Occupations were categorised by people relative to the meaning they ascribe to them. The configuration of occupations changes with chronological/developmental age, life stage and life circumstances. Development, performance and maintenance of occupations are influenced by internal and external factors. There is a balance of occupations that is highly individual and is related to well being in body, mind and spirit. The third area related to what therapists viewed as health. Relative to occupational performance, health was viewed as satisfaction with the ability to develop and perform occupations and maintain occupational roles. Engagement in occupations was believed to support health and well being. Non-health was viewed as dissatisfaction with performance of occupations and could result from internal or external factors.

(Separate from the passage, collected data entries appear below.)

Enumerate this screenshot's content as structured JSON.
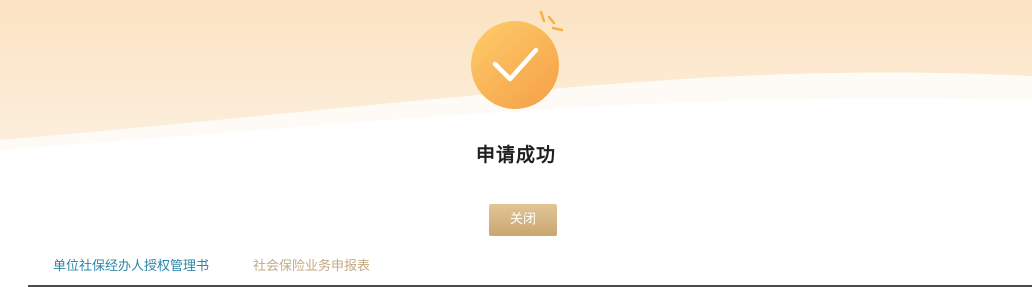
{
  "dialog": {
    "title": "申请成功",
    "close_label": "关闭",
    "status_icon": "check-circle-icon"
  },
  "tabs": [
    {
      "label": "单位社保经办人授权管理书",
      "active": true
    },
    {
      "label": "社会保险业务申报表",
      "active": false
    }
  ],
  "colors": {
    "accent_gold": "#c9a571",
    "icon_orange": "#f6ad4c",
    "active_tab": "#2b86a8",
    "inactive_tab": "#c3aa85"
  }
}
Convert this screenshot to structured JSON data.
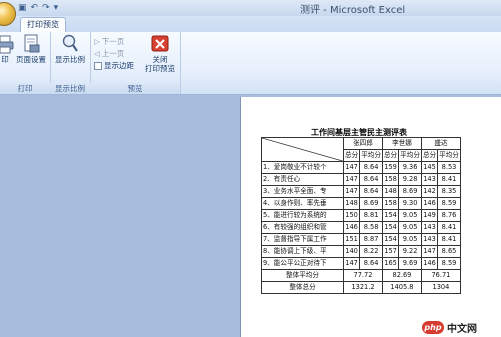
{
  "window": {
    "title": "测评 - Microsoft Excel"
  },
  "ribbon": {
    "active_tab": "打印预览",
    "groups": [
      {
        "label": "打印",
        "buttons": [
          "打印",
          "页面设置"
        ]
      },
      {
        "label": "显示比例",
        "buttons": [
          "显示比例"
        ]
      },
      {
        "label": "预览",
        "buttons": [
          "下一页",
          "上一页",
          "显示边距",
          "关闭打印预览"
        ]
      }
    ],
    "print": "印",
    "page_setup": "页面设置",
    "zoom": "显示比例",
    "next_page": "下一页",
    "prev_page": "上一页",
    "show_margins": "显示边距",
    "close_preview_line1": "关闭",
    "close_preview_line2": "打印预览",
    "group_print": "打印",
    "group_zoom": "显示比例",
    "group_preview": "预览"
  },
  "sheet": {
    "title": "工作间基层主管民主测评表",
    "people": [
      "张四郎",
      "李世娜",
      "盛达"
    ],
    "subheaders": [
      "总分",
      "平均分",
      "总分",
      "平均分",
      "总分",
      "平均分"
    ],
    "rows": [
      {
        "item": "1、爱岗敬业不计较个",
        "vals": [
          "147",
          "8.64",
          "159",
          "9.36",
          "145",
          "8.53"
        ]
      },
      {
        "item": "2、有责任心",
        "vals": [
          "147",
          "8.64",
          "158",
          "9.28",
          "143",
          "8.41"
        ]
      },
      {
        "item": "3、业务水平全面、专",
        "vals": [
          "147",
          "8.64",
          "148",
          "8.69",
          "142",
          "8.35"
        ]
      },
      {
        "item": "4、以身作则、率先垂",
        "vals": [
          "148",
          "8.69",
          "158",
          "9.30",
          "146",
          "8.59"
        ]
      },
      {
        "item": "5、能进行较为系统的",
        "vals": [
          "150",
          "8.81",
          "154",
          "9.05",
          "149",
          "8.76"
        ]
      },
      {
        "item": "6、有较强的组织和管",
        "vals": [
          "146",
          "8.58",
          "154",
          "9.05",
          "143",
          "8.41"
        ]
      },
      {
        "item": "7、监督指导下属工作",
        "vals": [
          "151",
          "8.87",
          "154",
          "9.05",
          "143",
          "8.41"
        ]
      },
      {
        "item": "8、能协调上下级、平",
        "vals": [
          "140",
          "8.22",
          "157",
          "9.22",
          "147",
          "8.65"
        ]
      },
      {
        "item": "9、能公平公正对待下",
        "vals": [
          "147",
          "8.64",
          "165",
          "9.69",
          "146",
          "8.59"
        ]
      }
    ],
    "avg_label": "整体平均分",
    "avg_vals": [
      "77.72",
      "82.69",
      "76.71"
    ],
    "total_label": "整体总分",
    "total_vals": [
      "1321.2",
      "1405.8",
      "1304"
    ]
  },
  "watermark": {
    "logo": "php",
    "text": "中文网"
  },
  "colors": {
    "ribbon_top": "#f7fbff",
    "workspace": "#a8bddc",
    "accent_red": "#d63b2f"
  },
  "icons": [
    "office-button-icon",
    "save-icon",
    "undo-icon",
    "redo-icon",
    "print-icon",
    "page-setup-icon",
    "zoom-icon",
    "close-preview-icon"
  ]
}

The fourth dimension related to therapists’ beliefs and assumptions about occupational therapy. Performance of occupations was viewed as involving an adaptation process. Adaptation was believed to be an active process of doing and/or thinking and/or being that depended on goal-direction. The role of the occupational therapist was to facilitate the adaptation process by engaging the person in the development, performance and maintenance of chosen occupations. Occupational therapy was viewed as a collaborative process between the therapist, client and significant others. The primary tools of the occupational therapist were engagement in purposeful occupations. Use of intervention methods out of the context of the individual’s occupational performance was not considered to be occupational therapy. |
Outcome:
The existing occupational performance model was further revised to include a construct named ‘core elements’. This included notions of an integrated body/mind/spirit element of human existence that is expressed in all other constructs as the `doing-knowing-being’ dimensions of occupational performance. The environmental construct was further refined to specifically include physical/social/cultural dimensions.